A group of moderates who advocate for clean energy tax breaks, including North Carolina’s Thom Tillis and Utah’s John Curtis said they are still studying the bill and suggested they may need more tweaks to lengthen the phaseout of tax credits for renewable energy. 

Conservative demands

Wisconsin Senator Ron Johnson said he is a hard “no” on the proposed bill both because he wants steeper spending cuts and because the Senate draft scales back a proposed 23% tax deduction for pass-through business income to 20%. 

“I’m confident enough that we have a group of senators that will delay this until at least the August recess so we can look at this,” Johnson said Tuesday on CNBC.

Johnson counts Florida’s Rick Scott, Utah’s Mike Lee and Kentucky’s Rand Paul in his camp of bill opponents. Scott has also said he wants more spending cuts.

Paul said Tuesday he opposes the bill if it includes a debt ceiling increase. Senate leaders want to raise the debt ceiling by $5 trillion so that Congress does not have to deal with the issue again before the 2026 midterm elections.

“I can’t vote to raise the debt ceiling $5 trillion because really what that means is we’re going to get more of the same,” Paul said Tuesday on Fox Business.

SALT debate

The Senate bill has a placeholder of a $10,000 cap on the SALT deduction, setting up a negotiation with the House which passed a $40,000 cap. The inclusion of the $10,000 cap drew howls of protest from a group of swing-district House Republicans for whom SALT is a top political priority.

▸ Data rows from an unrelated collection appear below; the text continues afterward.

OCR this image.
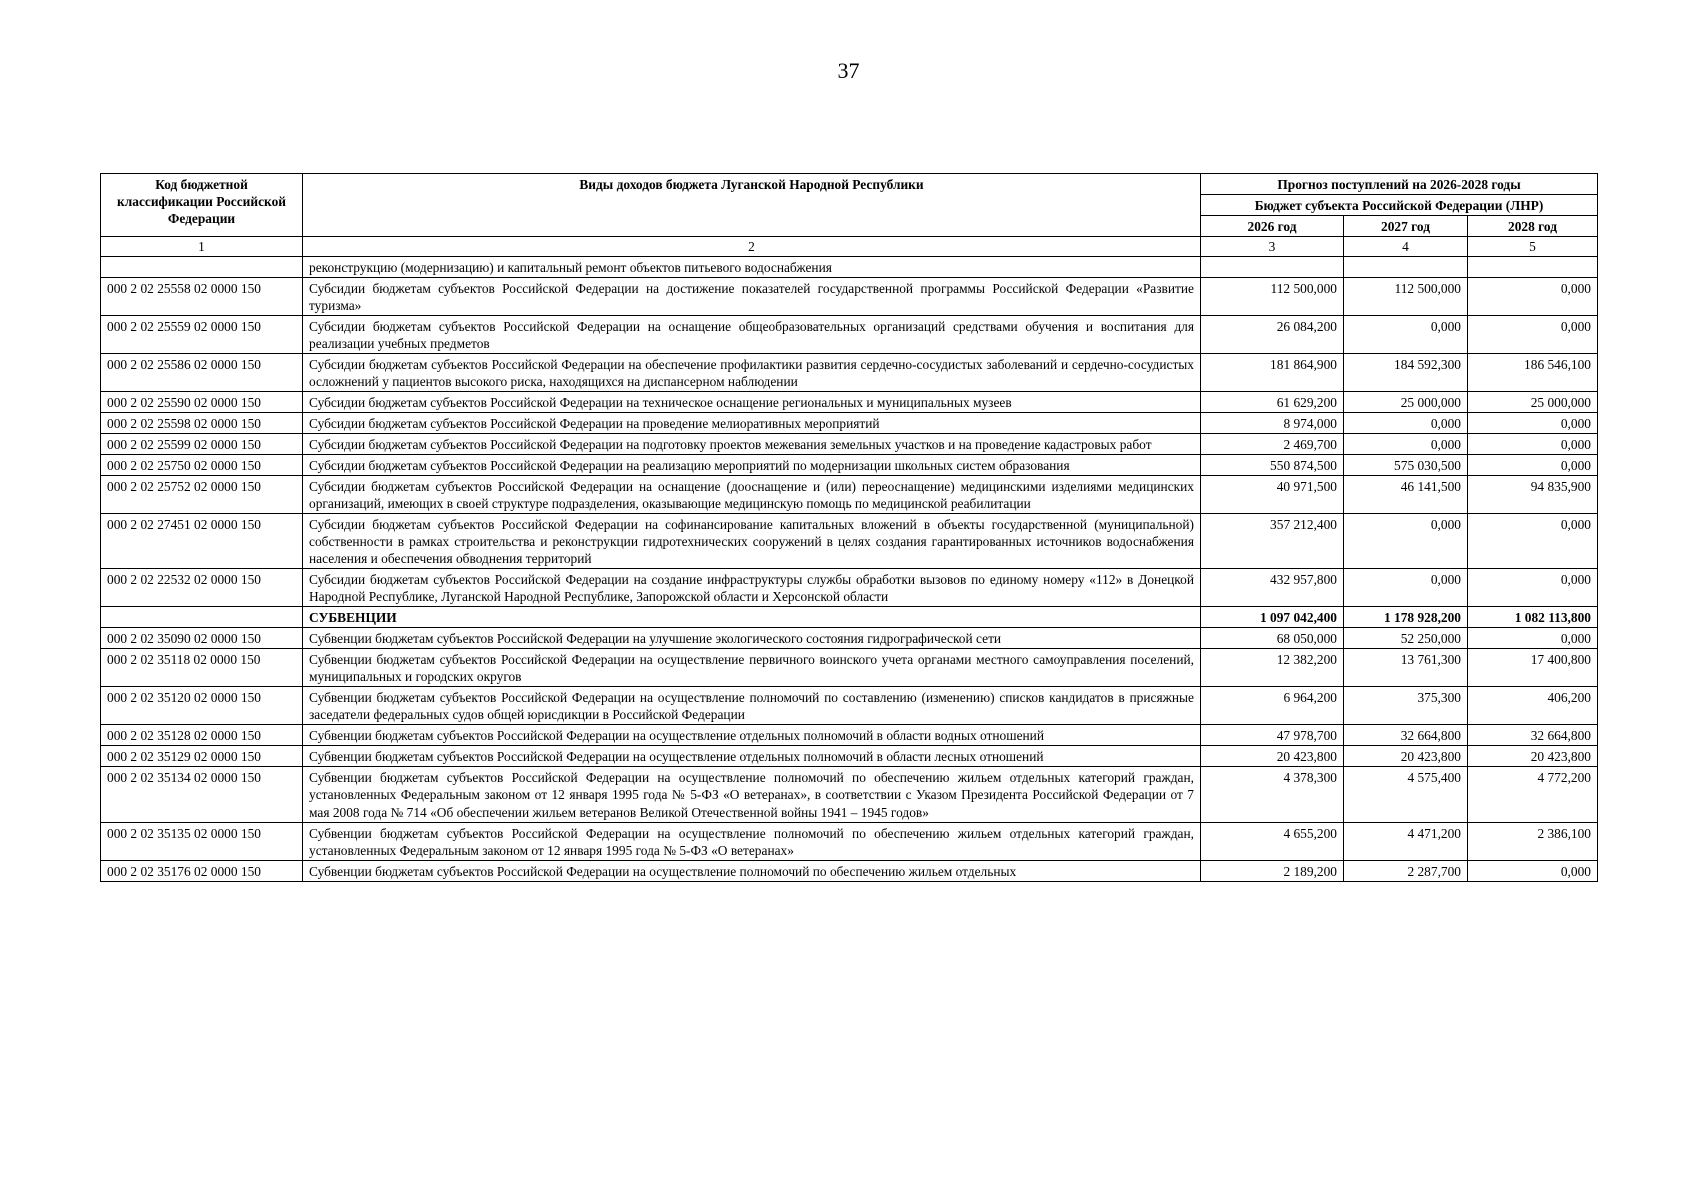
37
Код бюджетной классификации Российской Федерации	Виды доходов бюджета Луганской Народной Республики	Прогноз поступлений на 2026-2028 годы		
		Бюджет субъекта Российской Федерации (ЛНР)		
		2026 год	2027 год	2028 год
1	2	3	4	5
	реконструкцию (модернизацию) и капитальный ремонт объектов питьевого водоснабжения			
000 2 02 25558 02 0000 150	Субсидии бюджетам субъектов Российской Федерации на достижение показателей государственной программы Российской Федерации «Развитие туризма»	112 500,000	112 500,000	0,000
000 2 02 25559 02 0000 150	Субсидии бюджетам субъектов Российской Федерации на оснащение общеобразовательных организаций средствами обучения и воспитания для реализации учебных предметов	26 084,200	0,000	0,000
000 2 02 25586 02 0000 150	Субсидии бюджетам субъектов Российской Федерации на обеспечение профилактики развития сердечно-сосудистых заболеваний и сердечно-сосудистых осложнений у пациентов высокого риска, находящихся на диспансерном наблюдении	181 864,900	184 592,300	186 546,100
000 2 02 25590 02 0000 150	Субсидии бюджетам субъектов Российской Федерации на техническое оснащение региональных и муниципальных музеев	61 629,200	25 000,000	25 000,000
000 2 02 25598 02 0000 150	Субсидии бюджетам субъектов Российской Федерации на проведение мелиоративных мероприятий	8 974,000	0,000	0,000
000 2 02 25599 02 0000 150	Субсидии бюджетам субъектов Российской Федерации на подготовку проектов межевания земельных участков и на проведение кадастровых работ	2 469,700	0,000	0,000
000 2 02 25750 02 0000 150	Субсидии бюджетам субъектов Российской Федерации на реализацию мероприятий по модернизации школьных систем образования	550 874,500	575 030,500	0,000
000 2 02 25752 02 0000 150	Субсидии бюджетам субъектов Российской Федерации на оснащение (дооснащение и (или) переоснащение) медицинскими изделиями медицинских организаций, имеющих в своей структуре подразделения, оказывающие медицинскую помощь по медицинской реабилитации	40 971,500	46 141,500	94 835,900
000 2 02 27451 02 0000 150	Субсидии бюджетам субъектов Российской Федерации на софинансирование капитальных вложений в объекты государственной (муниципальной) собственности в рамках строительства и реконструкции гидротехнических сооружений в целях создания гарантированных источников водоснабжения населения и обеспечения обводнения территорий	357 212,400	0,000	0,000
000 2 02 22532 02 0000 150	Субсидии бюджетам субъектов Российской Федерации на создание инфраструктуры службы обработки вызовов по единому номеру «112» в Донецкой Народной Республике, Луганской Народной Республике, Запорожской области и Херсонской области	432 957,800	0,000	0,000
	СУБВЕНЦИИ	1 097 042,400	1 178 928,200	1 082 113,800
000 2 02 35090 02 0000 150	Субвенции бюджетам субъектов Российской Федерации на улучшение экологического состояния гидрографической сети	68 050,000	52 250,000	0,000
000 2 02 35118 02 0000 150	Субвенции бюджетам субъектов Российской Федерации на осуществление первичного воинского учета органами местного самоуправления поселений, муниципальных и городских округов	12 382,200	13 761,300	17 400,800
000 2 02 35120 02 0000 150	Субвенции бюджетам субъектов Российской Федерации на осуществление полномочий по составлению (изменению) списков кандидатов в присяжные заседатели федеральных судов общей юрисдикции в Российской Федерации	6 964,200	375,300	406,200
000 2 02 35128 02 0000 150	Субвенции бюджетам субъектов Российской Федерации на осуществление отдельных полномочий в области водных отношений	47 978,700	32 664,800	32 664,800
000 2 02 35129 02 0000 150	Субвенции бюджетам субъектов Российской Федерации на осуществление отдельных полномочий в области лесных отношений	20 423,800	20 423,800	20 423,800
000 2 02 35134 02 0000 150	Субвенции бюджетам субъектов Российской Федерации на осуществление полномочий по обеспечению жильем отдельных категорий граждан, установленных Федеральным законом от 12 января 1995 года № 5-ФЗ «О ветеранах», в соответствии с Указом Президента Российской Федерации от 7 мая 2008 года № 714 «Об обеспечении жильем ветеранов Великой Отечественной войны 1941 – 1945 годов»	4 378,300	4 575,400	4 772,200
000 2 02 35135 02 0000 150	Субвенции бюджетам субъектов Российской Федерации на осуществление полномочий по обеспечению жильем отдельных категорий граждан, установленных Федеральным законом от 12 января 1995 года № 5-ФЗ «О ветеранах»	4 655,200	4 471,200	2 386,100
000 2 02 35176 02 0000 150	Субвенции бюджетам субъектов Российской Федерации на осуществление полномочий по обеспечению жильем отдельных	2 189,200	2 287,700	0,000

New York Representative Nicole Malliotakis described it as “a slap in the face to the Republican districts that delivered our majority and trifecta.”

Thune has said that he believes a compromise between the two positions will be found and Tillis has said the Senate is mulling accepting a $30,000 cap in the end, something initially proposed by House GOP leaders before SALT-focused members negotiated an increase.